Sexploitation which is the marketing, promotion and the attempt to gain media attention by focusing on sexual attributes of the female athlete is a major concern in sports today, especially volleyball (www.australiansportscommission.com). This effect is often caused by revealing or skin tight uniforms which often denigrate the athlete and portrays the female body in an inappropriate manner. An article featuring in the Morning Herald on September 8th, 2006 titled ‘Daggy or daring, girls fear the gear’ is a clear representation of sexploitation in volleyball which also highlighted that such uniform requirements were a barrier stopping female participation in sport (www.smh.com.au).
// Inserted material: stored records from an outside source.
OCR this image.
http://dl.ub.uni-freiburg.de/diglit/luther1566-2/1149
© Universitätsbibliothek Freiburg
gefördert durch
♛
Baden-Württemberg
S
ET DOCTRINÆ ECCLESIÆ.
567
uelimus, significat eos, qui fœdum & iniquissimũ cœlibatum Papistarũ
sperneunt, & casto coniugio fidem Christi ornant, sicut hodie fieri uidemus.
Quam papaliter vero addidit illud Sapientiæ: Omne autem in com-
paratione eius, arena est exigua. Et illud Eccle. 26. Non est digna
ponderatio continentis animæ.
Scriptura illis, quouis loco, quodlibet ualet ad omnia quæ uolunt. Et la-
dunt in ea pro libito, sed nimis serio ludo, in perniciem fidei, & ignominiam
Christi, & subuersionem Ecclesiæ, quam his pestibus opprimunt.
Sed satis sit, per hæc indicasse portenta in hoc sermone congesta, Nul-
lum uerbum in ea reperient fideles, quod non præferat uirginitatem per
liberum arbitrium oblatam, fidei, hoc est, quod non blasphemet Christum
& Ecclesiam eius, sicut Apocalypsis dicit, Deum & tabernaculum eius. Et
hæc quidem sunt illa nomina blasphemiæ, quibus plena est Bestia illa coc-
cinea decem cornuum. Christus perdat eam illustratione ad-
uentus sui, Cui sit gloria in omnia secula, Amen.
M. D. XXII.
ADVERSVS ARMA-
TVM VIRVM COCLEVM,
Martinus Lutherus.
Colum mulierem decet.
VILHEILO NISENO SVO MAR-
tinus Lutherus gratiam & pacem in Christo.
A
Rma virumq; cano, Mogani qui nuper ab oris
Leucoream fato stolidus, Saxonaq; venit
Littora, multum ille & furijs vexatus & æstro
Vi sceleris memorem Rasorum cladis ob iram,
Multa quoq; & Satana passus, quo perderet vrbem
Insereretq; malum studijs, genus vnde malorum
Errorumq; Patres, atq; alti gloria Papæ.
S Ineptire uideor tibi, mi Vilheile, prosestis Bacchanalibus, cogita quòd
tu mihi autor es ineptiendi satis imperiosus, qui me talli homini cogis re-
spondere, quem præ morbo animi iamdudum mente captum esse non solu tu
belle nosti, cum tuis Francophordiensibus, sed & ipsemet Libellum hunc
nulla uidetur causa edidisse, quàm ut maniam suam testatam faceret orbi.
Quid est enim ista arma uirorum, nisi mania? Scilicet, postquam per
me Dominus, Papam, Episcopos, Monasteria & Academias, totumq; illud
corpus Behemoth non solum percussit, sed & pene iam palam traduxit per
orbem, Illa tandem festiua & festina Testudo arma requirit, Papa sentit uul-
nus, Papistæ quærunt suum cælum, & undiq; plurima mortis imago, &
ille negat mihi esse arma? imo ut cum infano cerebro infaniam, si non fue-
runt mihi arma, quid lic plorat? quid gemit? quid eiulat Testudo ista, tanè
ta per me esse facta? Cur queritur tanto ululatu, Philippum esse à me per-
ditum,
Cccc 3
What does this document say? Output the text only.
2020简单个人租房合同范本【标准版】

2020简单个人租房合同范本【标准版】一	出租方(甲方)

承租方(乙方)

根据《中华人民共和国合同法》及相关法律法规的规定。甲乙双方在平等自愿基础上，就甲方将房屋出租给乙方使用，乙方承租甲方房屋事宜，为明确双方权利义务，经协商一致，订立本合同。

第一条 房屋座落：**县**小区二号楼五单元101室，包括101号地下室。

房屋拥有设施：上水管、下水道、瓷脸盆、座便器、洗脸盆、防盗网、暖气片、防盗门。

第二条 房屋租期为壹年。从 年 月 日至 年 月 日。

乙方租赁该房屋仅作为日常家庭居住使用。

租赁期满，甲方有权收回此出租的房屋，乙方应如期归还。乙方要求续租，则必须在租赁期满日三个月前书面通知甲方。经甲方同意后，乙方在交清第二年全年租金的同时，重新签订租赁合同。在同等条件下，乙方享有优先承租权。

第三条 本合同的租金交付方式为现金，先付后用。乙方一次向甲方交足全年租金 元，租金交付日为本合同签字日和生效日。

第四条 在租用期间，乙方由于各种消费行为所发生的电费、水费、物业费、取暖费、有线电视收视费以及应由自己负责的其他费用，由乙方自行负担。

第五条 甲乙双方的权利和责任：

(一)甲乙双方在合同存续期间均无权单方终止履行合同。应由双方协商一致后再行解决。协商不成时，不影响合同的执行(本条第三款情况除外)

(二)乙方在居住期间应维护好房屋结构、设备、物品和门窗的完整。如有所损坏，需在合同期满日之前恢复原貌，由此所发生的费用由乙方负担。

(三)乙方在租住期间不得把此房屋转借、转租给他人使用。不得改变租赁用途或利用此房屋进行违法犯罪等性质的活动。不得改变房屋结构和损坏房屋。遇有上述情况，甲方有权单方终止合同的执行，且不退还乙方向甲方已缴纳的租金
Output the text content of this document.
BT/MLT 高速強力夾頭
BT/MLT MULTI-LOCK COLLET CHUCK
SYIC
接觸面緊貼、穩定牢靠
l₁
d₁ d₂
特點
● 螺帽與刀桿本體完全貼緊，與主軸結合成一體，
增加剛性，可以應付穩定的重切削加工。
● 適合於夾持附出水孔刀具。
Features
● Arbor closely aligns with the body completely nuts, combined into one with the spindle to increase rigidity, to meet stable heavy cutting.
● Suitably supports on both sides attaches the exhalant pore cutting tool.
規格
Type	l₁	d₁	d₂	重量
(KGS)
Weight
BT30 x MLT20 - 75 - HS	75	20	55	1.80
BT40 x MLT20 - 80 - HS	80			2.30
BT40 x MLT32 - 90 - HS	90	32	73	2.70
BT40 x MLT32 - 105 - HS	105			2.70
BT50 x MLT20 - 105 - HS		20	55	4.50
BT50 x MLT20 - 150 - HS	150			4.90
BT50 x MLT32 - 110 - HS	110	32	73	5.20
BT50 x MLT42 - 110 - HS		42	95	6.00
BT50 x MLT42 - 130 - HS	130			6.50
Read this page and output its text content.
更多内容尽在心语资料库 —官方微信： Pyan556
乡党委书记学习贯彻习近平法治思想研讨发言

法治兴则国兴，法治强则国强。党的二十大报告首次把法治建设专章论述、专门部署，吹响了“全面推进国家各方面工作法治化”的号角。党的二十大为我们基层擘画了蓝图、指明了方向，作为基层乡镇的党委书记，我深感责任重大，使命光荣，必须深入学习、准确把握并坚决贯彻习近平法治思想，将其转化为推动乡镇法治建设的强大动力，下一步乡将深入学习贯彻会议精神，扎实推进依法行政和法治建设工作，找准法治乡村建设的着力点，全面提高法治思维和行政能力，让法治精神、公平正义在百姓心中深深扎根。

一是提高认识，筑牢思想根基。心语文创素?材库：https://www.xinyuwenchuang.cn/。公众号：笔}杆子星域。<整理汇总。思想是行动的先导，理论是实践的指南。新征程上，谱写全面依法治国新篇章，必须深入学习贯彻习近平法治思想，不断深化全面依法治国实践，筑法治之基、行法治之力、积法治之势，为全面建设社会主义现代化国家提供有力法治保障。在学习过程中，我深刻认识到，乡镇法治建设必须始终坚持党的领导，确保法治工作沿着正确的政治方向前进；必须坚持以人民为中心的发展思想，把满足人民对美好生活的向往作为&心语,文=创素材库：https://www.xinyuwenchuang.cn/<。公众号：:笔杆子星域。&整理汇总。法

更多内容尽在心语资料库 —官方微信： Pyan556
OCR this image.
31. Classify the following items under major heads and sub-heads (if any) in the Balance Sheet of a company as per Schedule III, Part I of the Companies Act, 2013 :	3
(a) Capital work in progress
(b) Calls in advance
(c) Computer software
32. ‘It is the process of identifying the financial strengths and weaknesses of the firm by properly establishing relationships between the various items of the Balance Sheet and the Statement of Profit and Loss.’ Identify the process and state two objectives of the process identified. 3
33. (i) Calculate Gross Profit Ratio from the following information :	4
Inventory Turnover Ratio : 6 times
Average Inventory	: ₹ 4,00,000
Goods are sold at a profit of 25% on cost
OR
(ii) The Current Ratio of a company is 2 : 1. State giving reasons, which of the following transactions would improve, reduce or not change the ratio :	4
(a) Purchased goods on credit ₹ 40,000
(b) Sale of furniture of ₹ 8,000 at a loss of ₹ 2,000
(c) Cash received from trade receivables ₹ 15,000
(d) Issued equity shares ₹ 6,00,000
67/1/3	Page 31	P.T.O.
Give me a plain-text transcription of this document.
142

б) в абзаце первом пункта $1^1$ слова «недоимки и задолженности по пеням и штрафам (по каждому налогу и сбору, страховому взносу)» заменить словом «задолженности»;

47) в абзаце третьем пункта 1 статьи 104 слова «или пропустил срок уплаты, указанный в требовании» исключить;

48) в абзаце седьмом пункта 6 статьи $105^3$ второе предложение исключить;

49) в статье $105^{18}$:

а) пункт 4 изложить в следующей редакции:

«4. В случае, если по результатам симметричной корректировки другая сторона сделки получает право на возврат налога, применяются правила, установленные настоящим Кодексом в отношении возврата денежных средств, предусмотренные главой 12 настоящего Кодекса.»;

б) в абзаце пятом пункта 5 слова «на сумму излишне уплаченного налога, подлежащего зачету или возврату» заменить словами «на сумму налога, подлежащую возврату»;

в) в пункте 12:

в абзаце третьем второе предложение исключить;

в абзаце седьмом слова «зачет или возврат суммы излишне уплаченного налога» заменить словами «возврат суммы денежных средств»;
The Loreto College survey was also a strong indication showing that 25.6% of the girls had felt uncomfortable wearing sporting uniforms. Even though this is not the majority of the cohort, it is however still showing that uniform requirements are leading to women not participating in sport. Poor body image is a growing epidemic in the youth of today, with only one in five women being satisfied with their body weight and nearly half of all normal weight women overestimating their size and shape (www.betterhealth.vic.gov.au). Due to this current epidemic of poor body image it can be interpreted that revealing and tight volleyball uniforms are possible making applicants and current players feel uncomfortable playing in these uniforms, leading to a low participation rates in women’s volleyball. Women volleyball players of today are forced to wear short bike pants accompanied with a short tight top however men are able to wear knee length baggy shorts and an elbow length loose t- shirt (www.avf.org.au). These current uniform requirements are a clear indication that sexploitation is occurring in women’s volleyball and there is high level of inequality evident.